Job opportunities in the timber industry are managed by the SNPA who has to ensure that harvesting timber is done in a sustainable manner.

Education and advocacy is an important part of SNPA’s mandate. Regular hikes and clean-ups are organised for different groups in order to give them the opportunity to learn about the importance of forests and also to experience and appreciate them.

The SNPA organised four activities over a span of two days to commemorate ‘Forest & Education’ which was the theme for this year’s International Day of Forests.  In line with the theme, the activities were focused on education and school children.

 

Tree Planting and official Launch

Salazie, Sans Soucis was where the commemoration kicked off with an address by SNPA’s Chief Executive Office, Selby Remy.  24 students from Port Glaud, Mont Fleuri and La Rosiere Schools then joined staff from SNPA and the Ministry of Environment, Energy and Climate Change to plant 400 trees. The trees consisted mainly of palms and mahogany and the crew worked in groups of 3’s to locate suitable spots for planting and then proceeding to dig the holes and remove the plant from its poly pot to be placed in the ground.

Tree Planting on Curieuse Island

SNPA collaborated with the Seychelles Development Bank (DBS) and Praslin-based NGO, Terrestrial Restoration Action Society of Seychelles (TRASS) to plant 400 trees with the participation of students from Baie Ste Anne Primary school.

Trail cleaning and exploration

10 students from Beau-Vallon Secondary school and their teacher were accompanied by SNPA rangers on the Mare Aux Cochons Trail for them to discover and appreciate the value of our forests. SBC Radio’s “Dekouver ou Zalantour” also joined the adventure and the programme will be aired in April. The students learned about invasive plants and helped the rangers uproot large amounts of them.

Plant Production Session at Grand Anse, Mahé

There was more action than talk at the SNPA Grand Anse Forestry Station where 27 Grand Anse Primary students, along with two of their teachers, participated in various aspects of plant production, from nursery to planting in the field. The session lasted for half a day and 100 endemic trees were planted.

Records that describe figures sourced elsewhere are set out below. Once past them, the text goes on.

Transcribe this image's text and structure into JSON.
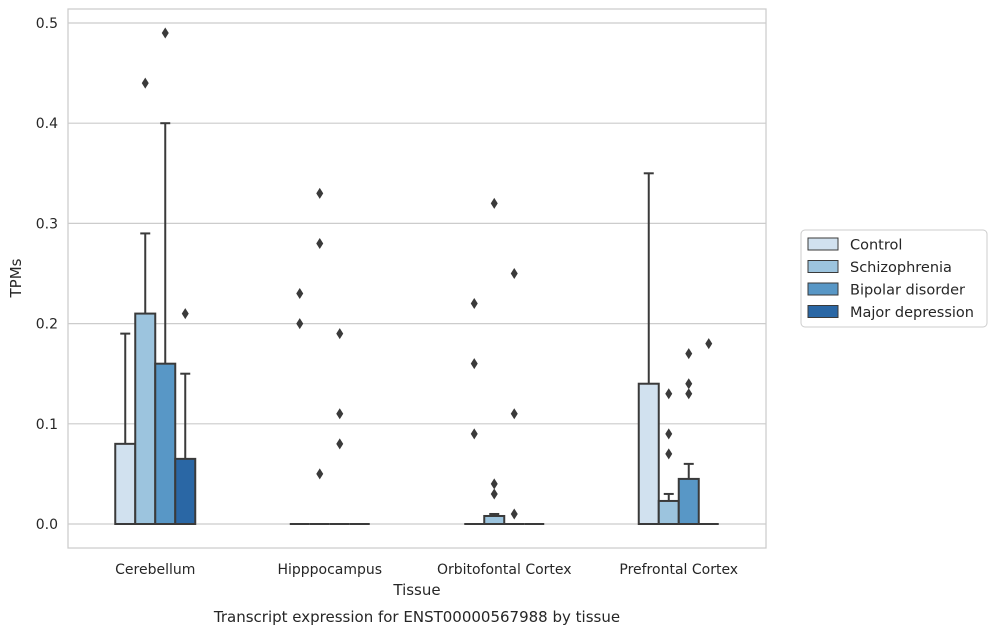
{
  "chart_data": {
    "type": "bar",
    "xlabel": "Tissue",
    "ylabel": "TPMs",
    "caption": "Transcript expression for ENST00000567988 by tissue",
    "ylim": [
      -0.023,
      0.515
    ],
    "yticks": [
      "0.0",
      "0.1",
      "0.2",
      "0.3",
      "0.4",
      "0.5"
    ],
    "grid": "horizontal",
    "legend_position": "right",
    "categories": [
      "Cerebellum",
      "Hipppocampus",
      "Orbitofontal Cortex",
      "Prefrontal Cortex"
    ],
    "series": [
      {
        "name": "Control",
        "color": "#d1e1ef",
        "values": [
          0.08,
          0.0,
          0.0,
          0.14
        ],
        "whisker_top": [
          0.19,
          null,
          null,
          0.35
        ],
        "outliers": [
          [],
          [
            0.23,
            0.2
          ],
          [
            0.22,
            0.16,
            0.09
          ],
          []
        ]
      },
      {
        "name": "Schizophrenia",
        "color": "#9cc4de",
        "values": [
          0.21,
          0.0,
          0.008,
          0.023
        ],
        "whisker_top": [
          0.29,
          null,
          0.01,
          0.03
        ],
        "outliers": [
          [
            0.44
          ],
          [
            0.33,
            0.28,
            0.05
          ],
          [
            0.32,
            0.04,
            0.03
          ],
          [
            0.13,
            0.09,
            0.07
          ]
        ]
      },
      {
        "name": "Bipolar disorder",
        "color": "#5897c6",
        "values": [
          0.16,
          0.0,
          0.0,
          0.045
        ],
        "whisker_top": [
          0.4,
          null,
          null,
          0.06
        ],
        "outliers": [
          [
            0.49
          ],
          [
            0.19,
            0.11,
            0.08
          ],
          [
            0.25,
            0.11,
            0.01
          ],
          [
            0.17,
            0.14,
            0.13
          ]
        ]
      },
      {
        "name": "Major depression",
        "color": "#2a67a5",
        "values": [
          0.065,
          0.0,
          0.0,
          0.0
        ],
        "whisker_top": [
          0.15,
          null,
          null,
          null
        ],
        "outliers": [
          [
            0.21
          ],
          [],
          [],
          [
            0.18
          ]
        ]
      }
    ]
  }
}
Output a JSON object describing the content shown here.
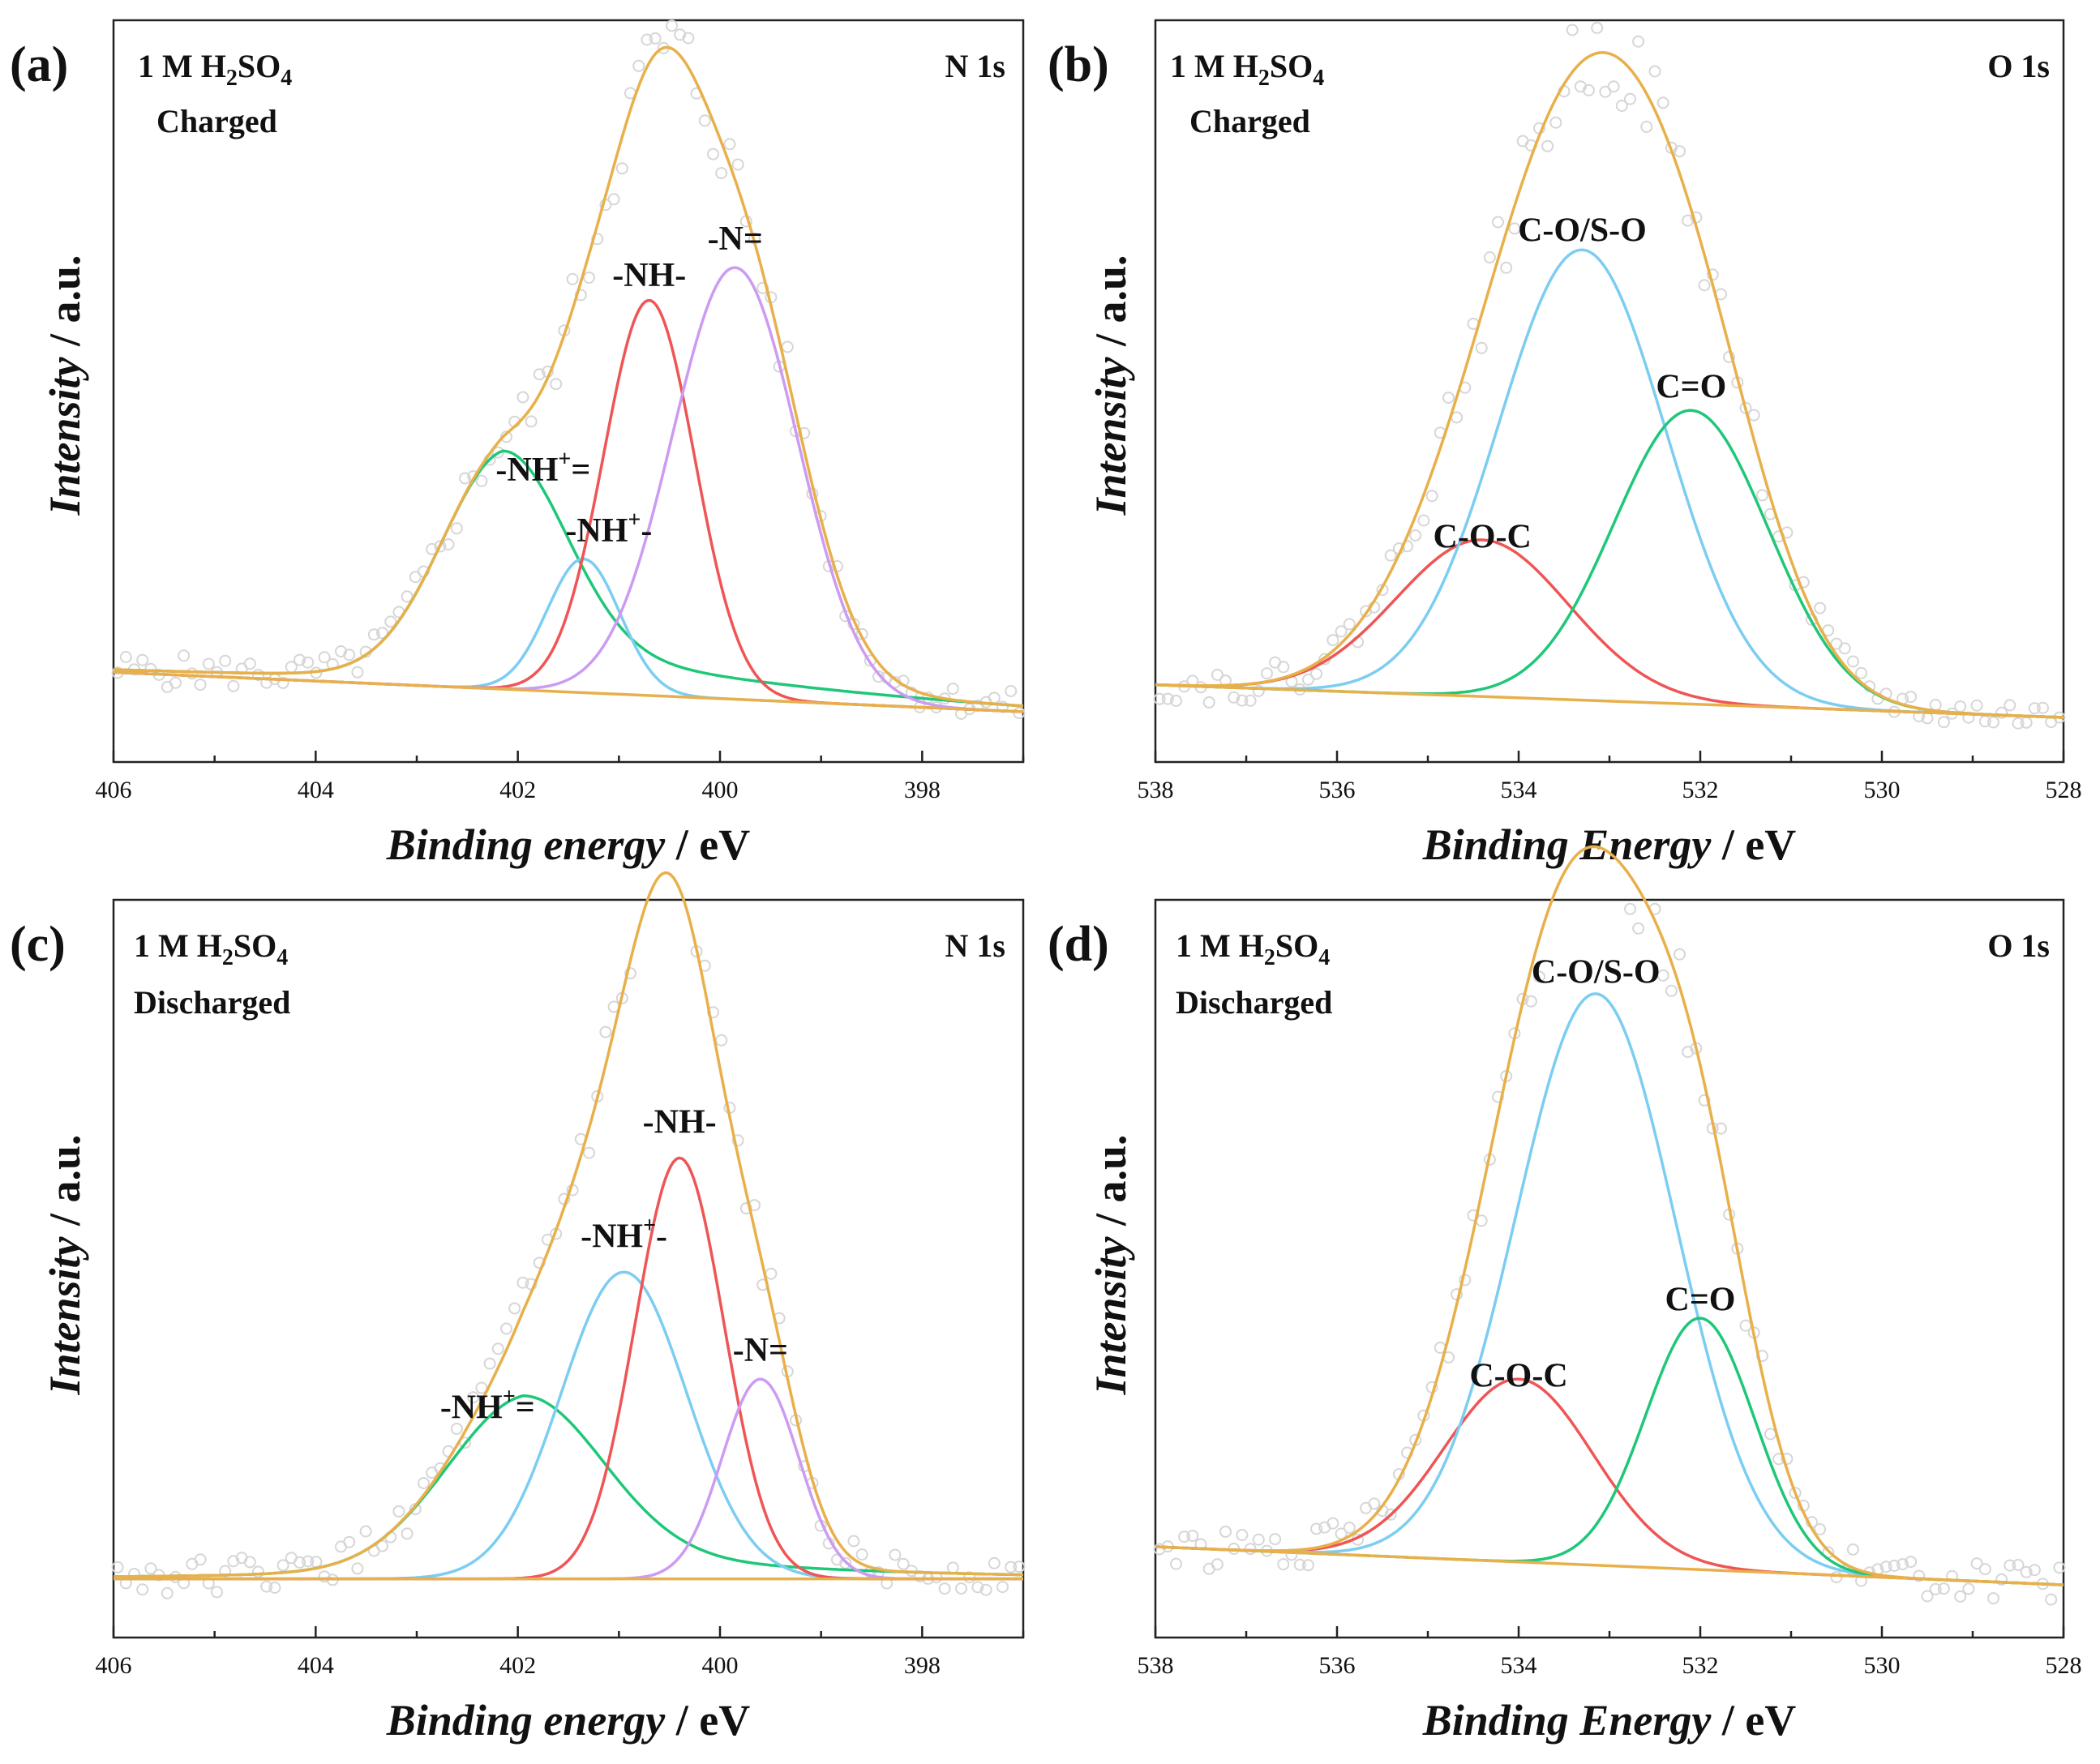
{
  "colors": {
    "envelope": "#e8b04b",
    "background": "#e8b04b",
    "green": "#1fc779",
    "red": "#ef5555",
    "blue": "#7ccdf2",
    "purple": "#cc9bf2",
    "raw_points": "#d6d6d6"
  },
  "chart_data": [
    {
      "type": "line",
      "panel": "(a)",
      "electrolyte": "1 M H2SO4",
      "electrolyte_main": "1 M H",
      "electrolyte_sub1": "2",
      "electrolyte_mid": "SO",
      "electrolyte_sub2": "4",
      "state": "Charged",
      "core_level": "N 1s",
      "xlabel_italic": "Binding energy",
      "xlabel_unit": " / eV",
      "ylabel_italic": "Intensity",
      "ylabel_unit": " / a.u.",
      "xlim": [
        406,
        397
      ],
      "ylim": [
        0,
        100
      ],
      "xticks": [
        406,
        404,
        402,
        400,
        398
      ],
      "minor_step": 1,
      "background_line": {
        "start": 6.5,
        "end": 0
      },
      "peaks": [
        {
          "label": "-NH+=",
          "label_main": "-NH",
          "label_sup": "+",
          "label_tail": "=",
          "color_key": "green",
          "center": 402.15,
          "height": 33,
          "width": 0.62,
          "tail_left": 0.22,
          "tail_right": 0.85,
          "label_x": 401.75,
          "label_y": 38
        },
        {
          "label": "-NH+-",
          "label_main": "-NH",
          "label_sup": "+",
          "label_tail": "-",
          "color_key": "blue",
          "center": 401.35,
          "height": 22,
          "width": 0.36,
          "tail_left": 0,
          "tail_right": 0,
          "label_x": 401.1,
          "label_y": 28
        },
        {
          "label": "-NH-",
          "label_main": "-NH-",
          "label_sup": "",
          "label_tail": "",
          "color_key": "red",
          "center": 400.7,
          "height": 65,
          "width": 0.45,
          "tail_left": 0,
          "tail_right": 0,
          "label_x": 400.7,
          "label_y": 70
        },
        {
          "label": "-N=",
          "label_main": "-N=",
          "label_sup": "",
          "label_tail": "",
          "color_key": "purple",
          "center": 399.85,
          "height": 71,
          "width": 0.62,
          "tail_left": 0,
          "tail_right": 0,
          "label_x": 399.85,
          "label_y": 76
        }
      ]
    },
    {
      "type": "line",
      "panel": "(b)",
      "electrolyte": "1 M H2SO4",
      "electrolyte_main": "1 M H",
      "electrolyte_sub1": "2",
      "electrolyte_mid": "SO",
      "electrolyte_sub2": "4",
      "state": "Charged",
      "core_level": "O 1s",
      "xlabel_italic": "Binding Energy",
      "xlabel_unit": " / eV",
      "ylabel_italic": "Intensity",
      "ylabel_unit": " / a.u.",
      "xlim": [
        538,
        528
      ],
      "ylim": [
        0,
        100
      ],
      "xticks": [
        538,
        536,
        534,
        532,
        530,
        528
      ],
      "minor_step": 1,
      "background_line": {
        "start": 5,
        "end": 0
      },
      "peaks": [
        {
          "label": "C-O-C",
          "label_main": "C-O-C",
          "label_sup": "",
          "label_tail": "",
          "color_key": "red",
          "center": 534.4,
          "height": 24,
          "width": 0.95,
          "tail_left": 0,
          "tail_right": 0,
          "label_x": 534.4,
          "label_y": 26
        },
        {
          "label": "C-O/S-O",
          "label_main": "C-O/S-O",
          "label_sup": "",
          "label_tail": "",
          "color_key": "blue",
          "center": 533.3,
          "height": 69,
          "width": 0.92,
          "tail_left": 0,
          "tail_right": 0,
          "label_x": 533.3,
          "label_y": 73
        },
        {
          "label": "C=O",
          "label_main": "C=O",
          "label_sup": "",
          "label_tail": "",
          "color_key": "green",
          "center": 532.1,
          "height": 45,
          "width": 0.85,
          "tail_left": 0,
          "tail_right": 0,
          "label_x": 532.1,
          "label_y": 49
        }
      ]
    },
    {
      "type": "line",
      "panel": "(c)",
      "electrolyte": "1 M H2SO4",
      "electrolyte_main": "1 M H",
      "electrolyte_sub1": "2",
      "electrolyte_mid": "SO",
      "electrolyte_sub2": "4",
      "state": "Discharged",
      "core_level": "N 1s",
      "xlabel_italic": "Binding energy",
      "xlabel_unit": " / eV",
      "ylabel_italic": "Intensity",
      "ylabel_unit": " / a.u.",
      "xlim": [
        406,
        397
      ],
      "ylim": [
        0,
        100
      ],
      "xticks": [
        406,
        404,
        402,
        400,
        398
      ],
      "minor_step": 1,
      "background_line": {
        "start": 0.5,
        "end": 0.5
      },
      "peaks": [
        {
          "label": "-NH+=",
          "label_main": "-NH",
          "label_sup": "+",
          "label_tail": "=",
          "color_key": "green",
          "center": 401.95,
          "height": 22,
          "width": 0.78,
          "tail_left": 0.25,
          "tail_right": 0.7,
          "label_x": 402.3,
          "label_y": 23
        },
        {
          "label": "-NH+-",
          "label_main": "-NH",
          "label_sup": "+",
          "label_tail": "-",
          "color_key": "blue",
          "center": 400.95,
          "height": 43,
          "width": 0.62,
          "tail_left": 0,
          "tail_right": 0,
          "label_x": 400.95,
          "label_y": 47
        },
        {
          "label": "-NH-",
          "label_main": "-NH-",
          "label_sup": "",
          "label_tail": "",
          "color_key": "red",
          "center": 400.4,
          "height": 59,
          "width": 0.44,
          "tail_left": 0,
          "tail_right": 0,
          "label_x": 400.4,
          "label_y": 63
        },
        {
          "label": "-N=",
          "label_main": "-N=",
          "label_sup": "",
          "label_tail": "",
          "color_key": "purple",
          "center": 399.6,
          "height": 28,
          "width": 0.38,
          "tail_left": 0,
          "tail_right": 0,
          "label_x": 399.6,
          "label_y": 31
        }
      ]
    },
    {
      "type": "line",
      "panel": "(d)",
      "electrolyte": "1 M H2SO4",
      "electrolyte_main": "1 M H",
      "electrolyte_sub1": "2",
      "electrolyte_mid": "SO",
      "electrolyte_sub2": "4",
      "state": "Discharged",
      "core_level": "O 1s",
      "xlabel_italic": "Binding Energy",
      "xlabel_unit": " / eV",
      "ylabel_italic": "Intensity",
      "ylabel_unit": " / a.u.",
      "xlim": [
        538,
        528
      ],
      "ylim": [
        0,
        100
      ],
      "xticks": [
        538,
        536,
        534,
        532,
        530,
        528
      ],
      "minor_step": 1,
      "background_line": {
        "start": 5,
        "end": 0
      },
      "peaks": [
        {
          "label": "C-O-C",
          "label_main": "C-O-C",
          "label_sup": "",
          "label_tail": "",
          "color_key": "red",
          "center": 534.0,
          "height": 24,
          "width": 0.82,
          "tail_left": 0,
          "tail_right": 0,
          "label_x": 534.0,
          "label_y": 26
        },
        {
          "label": "C-O/S-O",
          "label_main": "C-O/S-O",
          "label_sup": "",
          "label_tail": "",
          "color_key": "blue",
          "center": 533.15,
          "height": 75,
          "width": 0.88,
          "tail_left": 0,
          "tail_right": 0,
          "label_x": 533.15,
          "label_y": 79
        },
        {
          "label": "C=O",
          "label_main": "C=O",
          "label_sup": "",
          "label_tail": "",
          "color_key": "green",
          "center": 532.0,
          "height": 33,
          "width": 0.6,
          "tail_left": 0,
          "tail_right": 0,
          "label_x": 532.0,
          "label_y": 36
        }
      ]
    }
  ]
}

The Minister for Environment, Energy and Climate Change, Mr Wallace Cosgrow, in his message for the occasion re-iterated the importance of the theme, stating, ‘one is never too young nor too old to start learning about trees and plants, and schools must play an important role in teaching about the importance of trees and forest.’ The message also highlighted the connection we have to forests in our daily lives from simple things such as drinking a glass of water to building a house.